Immer wieder Akteneinsicht…
Ein zweites Problem als „OWi-Verteidiger“ ist die Akteneinsicht. In den seltensten Fällen bekommt man auf Anhieb eine Akte mit dem notwendigen Inhalt. Jedenfalls die Bedienungsanleitung des Messgeräts ist – nach meiner Erfahrung – immer ein Reibepunkt zwischen Behörde und Verteidiger. Der Kollege Burhoff berichtet hier gefühlt täglich über Entscheidungen, die sich mit dem leidigen Thema befassen mussten und stellt eine gute Zusammenfassung zur Verfügung was alles in die Akte gehört. Ein – meines Erachtens – bemerkenswertes Beispiel einer unvollständigen Akte hatte ich in einem kürzlich geführten Verfahren.
Ein Hauch von nichts
Das Mandat hatte ich erst übernommen, als bereits ein Termin zur Hauptverhandlung angesetzt war. Standardmäßig wurde natürlich Akteneinsicht beantragt. Als dann die Akte in die Kanzlei flatterte folgten erst ein ungläubiger und dann ein etwas entsetzter Blick. Die Akte enthielt nicht mehr als den Anhörungsbogen, Bußgeldbescheid, die schlechtesten Messfotos die ich je sehen durfte und einen Aktenvermerk der Polizei; kein Messprotokoll, kein Eichschein, keine hochauflösenden Fotos, nichts. Aus der Akte war damit nicht einmal zu entnehmen, welches Messgerät verwendet wurde. Dass die Bedienungsanleitung nie beigefügt ist und es hier immer zu Problemen kommt ist fast normal. Dass aber weder ein Messprotokoll noch ein Eichschein beigefügt ist, hatte mich dann doch ein wenig überrascht. In zahlreichen Bußgeldverfahren hatte ich tatsächlich noch nie eine derart leere Akte gesehen. Nach meinem Antrag doch bitte auch Messprotokoll, Eichschein, hochauflösende Fotos usw. zu übersenden, stellte ich mich zunächst auf eine “Krawallverteidigung” ein. Denn das Gericht antwortete darauf hin nur:
Sie hatten Akteneinsicht! Mehr geht nicht.Dem Antrag auf Aussetzung der Hauptverhandlung sehe ich entgegen.
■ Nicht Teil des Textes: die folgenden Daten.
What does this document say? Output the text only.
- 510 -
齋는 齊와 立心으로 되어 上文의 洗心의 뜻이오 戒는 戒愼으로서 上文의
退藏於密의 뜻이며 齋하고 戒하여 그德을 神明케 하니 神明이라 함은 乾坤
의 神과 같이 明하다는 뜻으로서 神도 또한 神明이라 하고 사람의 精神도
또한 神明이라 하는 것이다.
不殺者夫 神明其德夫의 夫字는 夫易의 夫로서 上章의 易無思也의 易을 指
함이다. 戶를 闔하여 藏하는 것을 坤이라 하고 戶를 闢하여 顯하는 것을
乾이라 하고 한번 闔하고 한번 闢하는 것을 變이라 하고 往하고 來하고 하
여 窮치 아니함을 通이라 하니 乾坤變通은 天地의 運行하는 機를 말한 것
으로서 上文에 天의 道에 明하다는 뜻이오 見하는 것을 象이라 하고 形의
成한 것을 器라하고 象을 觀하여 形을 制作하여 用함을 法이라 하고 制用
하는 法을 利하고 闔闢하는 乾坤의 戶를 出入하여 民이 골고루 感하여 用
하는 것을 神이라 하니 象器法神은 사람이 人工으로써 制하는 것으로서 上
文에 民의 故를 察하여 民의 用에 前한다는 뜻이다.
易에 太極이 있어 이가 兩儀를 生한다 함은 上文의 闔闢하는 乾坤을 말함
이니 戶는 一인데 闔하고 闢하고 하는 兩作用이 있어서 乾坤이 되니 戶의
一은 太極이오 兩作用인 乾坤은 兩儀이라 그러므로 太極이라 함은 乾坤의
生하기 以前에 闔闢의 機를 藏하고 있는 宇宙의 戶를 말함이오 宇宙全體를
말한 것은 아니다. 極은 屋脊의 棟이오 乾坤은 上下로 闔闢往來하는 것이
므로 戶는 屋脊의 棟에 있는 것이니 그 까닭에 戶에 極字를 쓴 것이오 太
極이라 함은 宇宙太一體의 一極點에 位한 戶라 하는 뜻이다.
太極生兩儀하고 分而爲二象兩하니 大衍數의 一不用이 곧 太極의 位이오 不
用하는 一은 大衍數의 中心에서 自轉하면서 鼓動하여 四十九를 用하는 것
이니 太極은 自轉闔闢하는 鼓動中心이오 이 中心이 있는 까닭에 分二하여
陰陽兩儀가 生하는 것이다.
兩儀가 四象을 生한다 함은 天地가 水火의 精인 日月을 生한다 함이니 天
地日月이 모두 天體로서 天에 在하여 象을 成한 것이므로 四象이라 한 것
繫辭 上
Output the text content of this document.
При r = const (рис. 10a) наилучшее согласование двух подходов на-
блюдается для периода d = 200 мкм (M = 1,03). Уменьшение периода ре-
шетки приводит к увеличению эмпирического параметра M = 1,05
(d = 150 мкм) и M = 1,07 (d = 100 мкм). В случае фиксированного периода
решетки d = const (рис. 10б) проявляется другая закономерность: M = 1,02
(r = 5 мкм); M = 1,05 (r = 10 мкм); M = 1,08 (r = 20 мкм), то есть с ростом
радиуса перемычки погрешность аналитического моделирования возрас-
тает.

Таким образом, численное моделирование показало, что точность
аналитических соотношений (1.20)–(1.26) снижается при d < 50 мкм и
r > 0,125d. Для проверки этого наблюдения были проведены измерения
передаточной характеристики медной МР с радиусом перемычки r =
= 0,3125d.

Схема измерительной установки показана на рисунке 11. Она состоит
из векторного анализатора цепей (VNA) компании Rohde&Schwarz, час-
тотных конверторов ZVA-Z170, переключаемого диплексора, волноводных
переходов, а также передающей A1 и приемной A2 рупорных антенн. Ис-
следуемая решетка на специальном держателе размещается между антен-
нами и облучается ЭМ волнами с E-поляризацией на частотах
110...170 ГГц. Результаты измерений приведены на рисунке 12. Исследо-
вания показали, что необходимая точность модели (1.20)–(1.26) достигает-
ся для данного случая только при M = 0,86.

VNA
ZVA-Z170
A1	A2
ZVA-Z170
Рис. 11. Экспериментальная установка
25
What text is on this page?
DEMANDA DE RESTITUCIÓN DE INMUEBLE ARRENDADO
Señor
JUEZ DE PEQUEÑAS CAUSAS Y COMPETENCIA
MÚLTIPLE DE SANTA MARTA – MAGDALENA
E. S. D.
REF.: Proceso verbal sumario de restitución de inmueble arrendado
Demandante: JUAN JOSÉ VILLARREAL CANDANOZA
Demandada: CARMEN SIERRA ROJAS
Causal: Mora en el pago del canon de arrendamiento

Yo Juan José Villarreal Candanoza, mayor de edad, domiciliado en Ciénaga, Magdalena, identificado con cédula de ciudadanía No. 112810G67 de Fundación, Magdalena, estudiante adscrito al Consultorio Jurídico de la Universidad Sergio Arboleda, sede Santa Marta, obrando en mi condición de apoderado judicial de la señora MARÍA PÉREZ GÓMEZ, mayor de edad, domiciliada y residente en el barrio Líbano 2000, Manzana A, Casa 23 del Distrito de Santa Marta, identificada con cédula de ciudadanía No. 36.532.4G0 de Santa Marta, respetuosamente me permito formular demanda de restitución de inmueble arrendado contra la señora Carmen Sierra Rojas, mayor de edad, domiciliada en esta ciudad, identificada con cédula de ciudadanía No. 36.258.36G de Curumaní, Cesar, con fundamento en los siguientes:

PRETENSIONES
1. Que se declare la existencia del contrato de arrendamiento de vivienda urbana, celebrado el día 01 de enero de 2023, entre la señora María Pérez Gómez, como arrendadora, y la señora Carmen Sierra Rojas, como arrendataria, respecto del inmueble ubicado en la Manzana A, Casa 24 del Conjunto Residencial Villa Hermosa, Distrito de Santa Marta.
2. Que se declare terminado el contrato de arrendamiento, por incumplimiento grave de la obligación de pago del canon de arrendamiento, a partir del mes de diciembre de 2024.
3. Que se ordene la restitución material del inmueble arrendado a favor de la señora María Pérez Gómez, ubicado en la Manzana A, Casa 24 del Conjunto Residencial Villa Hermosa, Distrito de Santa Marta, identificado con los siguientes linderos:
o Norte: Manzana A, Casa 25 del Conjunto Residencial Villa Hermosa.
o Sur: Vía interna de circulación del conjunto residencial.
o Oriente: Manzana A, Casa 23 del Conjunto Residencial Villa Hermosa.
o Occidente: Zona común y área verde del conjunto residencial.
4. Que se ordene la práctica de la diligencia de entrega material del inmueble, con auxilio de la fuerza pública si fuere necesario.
Das lies für die bevorstehende Hauptverhandlung nichts gutes erahnen. Schnell stellte sich aber heraus, dass ich mich im Bezug auf eine bevorstehende harte Hauptverhandlung irrte. Denn auch das Gericht fand die Fotos nicht ansatzweise geeignet den Fahrer zu identifizieren. Darin waren sich Betroffener, Richter, Verteidiger und sogar die Mitarbeiterin der Bußgeldstelle (Telefonat im Vorfeld) einig. Einzig eine eifrige Polizistin vermochte auf dem Foto den Betroffenen zu erkennen – wie auch immer das möglich war – sorgte dafür, dass das Verfahren überhaupt weiter betrieben wurde.
Sei es drum. Es gab einen Freispruch für den Betroffenen.